Science Fiction Though the Decades

Tuesday, March 6, 2012

1997: Diaspora (Egan, Greg)

Accelerating the genre w/ indecipherable hard science (4/5)
From October 31, 2010


Diaspora reads more like a series of interconnected short stories than a solid novel like Egan's Permutation City or Quarantine. Much like Charles Stross's Accelerando (which was admittedly published in 2005 compared to Egan's earlier 1997), there is an acceleration in technology towards the mythical technological singularity, each short story driving the science further and further.

Rear cover synopsis:
"It is the thirtieth century. The "world" has evolved into a vast network of probes, satellites, and servers knitting the solar system into one scrape from the outer planets to the sun. Humanity, too, has reconfigured itself. Most people have chosen immortality, joining the posises to become conscious software. Others have opted for disposable, renewable robotic bodies that remain in contact with the physical world. A few holdouts stubbornly remain fleshers struggling to shape an antiquated existence in the muck and jungle of Earth. And then there is the Orphan, a genderless digital being grown from a mind seed. When an unforeseen disaster ravages the fleshers, it awakens the polises to the possibility of their own extinction from bizarre astrophysical processes that seemingly violate fundamental laws of nature. It is up to the Orphan and a group of refugees to find the knowledge that will save them all--a search that will lead them on a quantum adventure to a higher dimension beyond the macrocosmos..."


As mentioned above, my experience with Egan's novels are drawn at Permutation City and Quarantine. Each of these novels was rich in science and had my head spinning like a cyclotron of wonder. The science was deep but it wasn't over my head like I needed to skip entire paragraphs to get past the meat. However, in Diaspora it's exactly the opposite. There's like room was awe to blossom as the meat of the science was so dense I found myself just skimming paragraphs and sometimes entire pages.

Don't get me wrong, the direction Egan takes is impressive, it's big; the ideas go unchallenged as far as I'm concerned in the realm of science fiction.
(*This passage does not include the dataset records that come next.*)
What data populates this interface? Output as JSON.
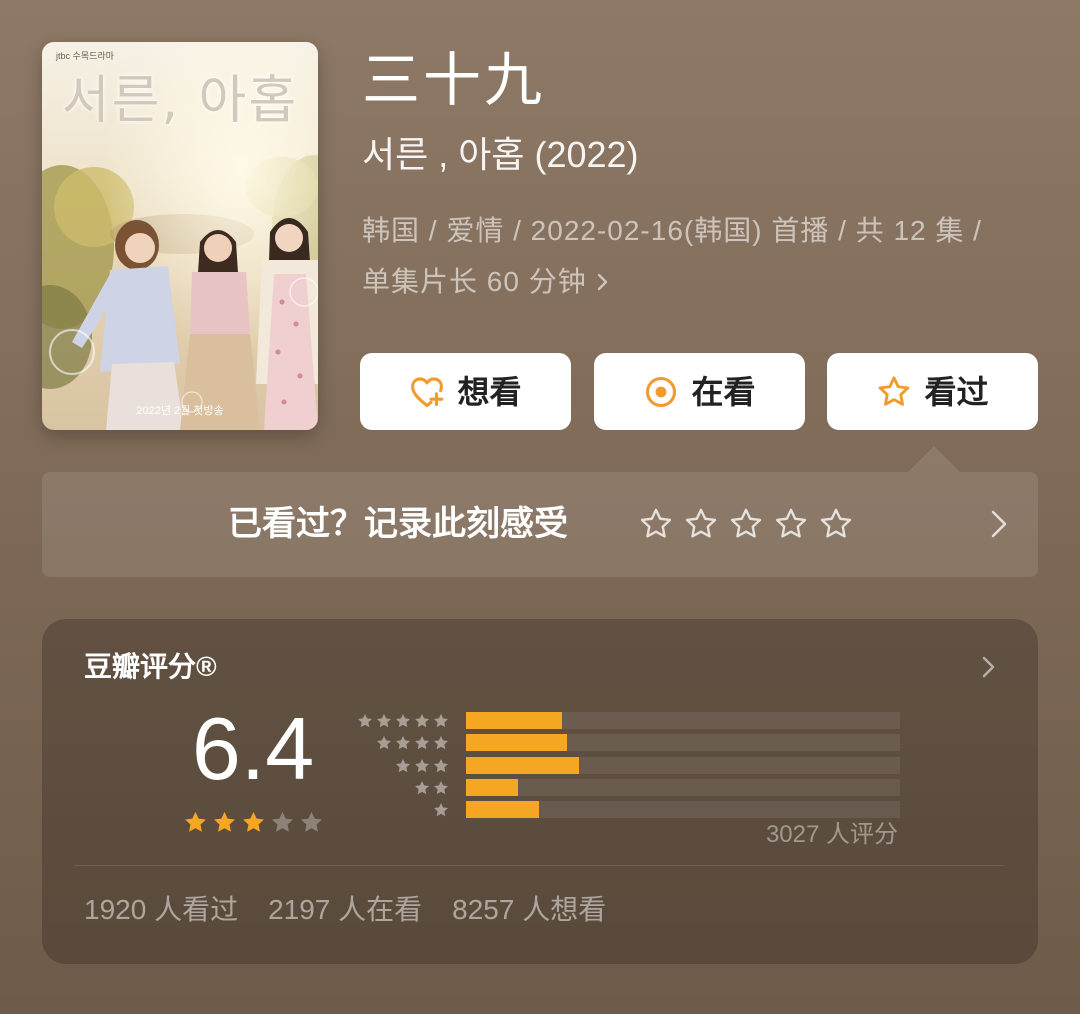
{
  "poster": {
    "network": "jtbc 수목드라마",
    "title": "서른, 아홉",
    "caption": "2022년 2월 첫방송"
  },
  "header": {
    "title": "三十九",
    "subtitle": "서른 , 아홉 (2022)",
    "meta_line1": "韩国 / 爱情 / 2022-02-16(韩国) 首播 / 共 12 集 /",
    "meta_line2": "单集片长 60 分钟",
    "meta_icon": "chevron-right-icon"
  },
  "actions": [
    {
      "label": "想看",
      "icon": "heart-plus-icon"
    },
    {
      "label": "在看",
      "icon": "target-icon"
    },
    {
      "label": "看过",
      "icon": "star-outline-icon"
    }
  ],
  "rate_prompt": {
    "text": "已看过？记录此刻感受",
    "star_count": 5,
    "icon": "chevron-right-icon"
  },
  "rating": {
    "label": "豆瓣评分®",
    "score": "6.4",
    "stars_filled": 3,
    "stars_total": 5,
    "count_text": "3027 人评分",
    "distribution": [
      {
        "stars": 5,
        "percent": 22.1
      },
      {
        "stars": 4,
        "percent": 23.2
      },
      {
        "stars": 3,
        "percent": 26.0
      },
      {
        "stars": 2,
        "percent": 11.9
      },
      {
        "stars": 1,
        "percent": 16.8
      }
    ]
  },
  "stats": [
    "1920 人看过",
    "2197 人在看",
    "8257 人想看"
  ],
  "colors": {
    "accent": "#f5a623",
    "icon_orange": "#f29b2c",
    "background_top": "#8e7966",
    "background_bottom": "#6e5b49",
    "button_background": "#ffffff",
    "button_text": "#222222",
    "empty_star": "rgba(255,255,255,0.3)",
    "dist_star": "rgba(255,255,255,0.45)"
  }
}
The characters refiguring the long established physics upon witnessing an impossible event is so deeply engrained in the cast's psyche that it's even possible the Egan, himself, dares to challenge modern theories on theoretical physics. It's big... but it's not an easy read nor is it, at times, a particularly enjoyable journey.

I don't read Egan for his straightforward writing style, but he surprised me a few times with some clever, insightful prose to contrast his rambling science bits. Best example was on page 208 in the first paragraph of a new story: "...the occasion seemed to demand the complete ritual of verisimilitude, the ornate curlicued longhand of imitation physical cause and effect." Actually, that entire chapter is composed of a mere two paragraphs but easily stands out from the rest of the book as if touched by Midas himself. I've never seen any author describe the sky as isotropic.

As much as I would like to give a synopsis of each short story, the amount of work it would entail would be equally as arduous as some of the passages about six-dimensional physics and spatial awareness. Each of the nine stories was a solid 4-of-5 star rating while the final story sort of lost steam and fell behind with 3 stars.